Manejo en Casa (Si no hay Red Flags)
- ✓NO EXISTEN remedios caseros para la placenta acreta. Es una emergencia quirúrgica potencialmente mortal.
- ✓La única 'medida' es el reconocimiento de los factores de riesgo y la búsqueda ACTIVA de diagnóstico prenatal con un obstetra calificado.
- ✓Seguir estrictamente las citas de control prenatal, especialmente si se tienen factores de riesgo como cesárea previa.
Preguntas Frecuentes
Tuve dos cesáreas, ¿significa que tendré placenta acreta en mi próximo embarazo?
No necesariamente, pero el riesgo aumenta. Con dos cesáreas previas, el riesgo de placenta acreta es significativamente mayor que en el primer embarazo, especialmente si además se presenta placenta previa. Es crucial realizar un ultrasonido detallado con Doppler entre las semanas 18-24 para evaluar la implantación placentaria. La vigilancia en un centro especializado es obligada.
¿Pueden salvarme el útero si tengo placenta acreta?
Es posible, pero es una cirugía de alto riesgo y no siempre recomendable. Las técnicas conservadoras (dejar la placenta in situ o resecar solo el área afectada) se intentan en casos muy seleccionados, con invasión limitada y en centros con amplia experiencia. El objetivo principal es salvar la vida de la madre, y muchas veces la histerectomía es la opción más segura para controlar la hemorragia masiva.
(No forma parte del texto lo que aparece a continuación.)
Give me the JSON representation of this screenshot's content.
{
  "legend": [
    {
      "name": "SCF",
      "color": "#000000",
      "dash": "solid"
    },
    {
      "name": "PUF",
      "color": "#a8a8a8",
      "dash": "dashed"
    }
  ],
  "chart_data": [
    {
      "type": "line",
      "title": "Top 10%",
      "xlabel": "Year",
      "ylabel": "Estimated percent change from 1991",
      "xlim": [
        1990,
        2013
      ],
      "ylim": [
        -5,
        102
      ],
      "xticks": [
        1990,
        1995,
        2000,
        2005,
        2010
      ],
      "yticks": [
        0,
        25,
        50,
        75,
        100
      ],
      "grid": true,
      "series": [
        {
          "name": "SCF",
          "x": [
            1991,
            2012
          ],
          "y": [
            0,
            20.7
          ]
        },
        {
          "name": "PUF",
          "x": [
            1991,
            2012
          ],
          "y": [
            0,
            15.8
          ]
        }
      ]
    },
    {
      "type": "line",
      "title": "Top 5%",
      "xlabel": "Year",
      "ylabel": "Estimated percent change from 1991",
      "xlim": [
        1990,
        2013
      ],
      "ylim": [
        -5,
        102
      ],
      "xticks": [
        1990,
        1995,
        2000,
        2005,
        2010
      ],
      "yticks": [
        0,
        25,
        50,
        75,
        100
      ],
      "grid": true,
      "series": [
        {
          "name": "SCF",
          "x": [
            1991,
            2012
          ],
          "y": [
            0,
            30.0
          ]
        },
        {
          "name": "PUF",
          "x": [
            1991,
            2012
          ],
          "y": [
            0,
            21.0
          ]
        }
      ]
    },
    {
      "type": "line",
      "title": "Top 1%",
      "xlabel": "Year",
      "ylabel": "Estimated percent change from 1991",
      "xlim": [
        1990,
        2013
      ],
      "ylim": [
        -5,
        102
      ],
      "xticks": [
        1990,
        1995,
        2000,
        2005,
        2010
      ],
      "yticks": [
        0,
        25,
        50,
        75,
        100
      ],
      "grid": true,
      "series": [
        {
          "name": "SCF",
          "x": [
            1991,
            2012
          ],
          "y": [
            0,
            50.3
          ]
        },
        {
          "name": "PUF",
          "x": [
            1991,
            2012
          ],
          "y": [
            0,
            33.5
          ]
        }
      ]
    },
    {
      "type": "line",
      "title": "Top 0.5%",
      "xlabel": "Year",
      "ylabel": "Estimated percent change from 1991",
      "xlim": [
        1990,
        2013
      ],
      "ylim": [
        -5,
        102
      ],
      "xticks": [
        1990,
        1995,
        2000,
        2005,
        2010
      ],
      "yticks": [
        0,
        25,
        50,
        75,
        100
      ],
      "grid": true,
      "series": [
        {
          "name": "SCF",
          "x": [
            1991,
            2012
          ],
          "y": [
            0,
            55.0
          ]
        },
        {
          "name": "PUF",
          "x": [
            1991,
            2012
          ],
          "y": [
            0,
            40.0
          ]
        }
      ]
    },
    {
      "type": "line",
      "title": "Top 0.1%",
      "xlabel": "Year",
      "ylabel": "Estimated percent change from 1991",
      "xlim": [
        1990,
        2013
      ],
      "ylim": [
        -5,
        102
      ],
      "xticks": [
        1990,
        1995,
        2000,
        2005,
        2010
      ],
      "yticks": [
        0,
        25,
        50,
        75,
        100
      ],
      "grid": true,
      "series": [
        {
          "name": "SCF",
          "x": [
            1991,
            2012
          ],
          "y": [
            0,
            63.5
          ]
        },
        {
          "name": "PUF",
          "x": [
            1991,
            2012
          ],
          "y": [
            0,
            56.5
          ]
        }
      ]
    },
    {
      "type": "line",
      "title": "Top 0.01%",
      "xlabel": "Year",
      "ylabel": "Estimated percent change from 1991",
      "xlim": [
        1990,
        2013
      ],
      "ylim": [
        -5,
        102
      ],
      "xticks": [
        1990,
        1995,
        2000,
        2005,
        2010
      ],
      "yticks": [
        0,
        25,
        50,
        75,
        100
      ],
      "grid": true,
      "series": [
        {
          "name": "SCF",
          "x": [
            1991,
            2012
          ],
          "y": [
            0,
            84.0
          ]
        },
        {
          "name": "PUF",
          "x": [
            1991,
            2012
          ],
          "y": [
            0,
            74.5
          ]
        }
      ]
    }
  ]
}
¿El bebé corre peligro si tengo placenta acreta?
El bebé no está en peligro directo por la acretismo durante la gestación. El riesgo principal es el parto prematuro, ya que el parto suele programarse alrededor de la semana 34-36 para realizar la cirugía de manera controlada. El mayor peligro es para la madre durante el alumbramiento por la hemorragia. El manejo en un hospital con UCIN es fundamental para el recién nacido pretérmino.
¿Cuándo es emergencia?
Es una emergencia absoluta cuando hay sangrado vaginal activo y copioso en el tercer trimestre, o cuando tras el parto la placenta no sale y hay hemorragia. En estos casos, se debe acudir INMEDIATAMENTE al hospital más cercano. La verdadera clave es que, una vez diagnosticada, todo el manejo es una 'emergencia planificada', donde el parto es una cirugía mayor programada con todo un equipo listo.
¿Qué estudios necesito si soy de alto riesgo?
Necesita un ultrasonido obstétrico especializado con Doppler color, realizado por un médico radiólogo o ecografista con experiencia en diagnóstico de acretismo placentario, idealmente entre las 18 y 24 semanas. Si el ultrasonido es dudoso o sugiere invasión profunda (percreta), su médico puede solicitar una Resonancia Magnética de pelvis para planificar mejor la cirugía. También son esenciales análisis de sangre de línea base.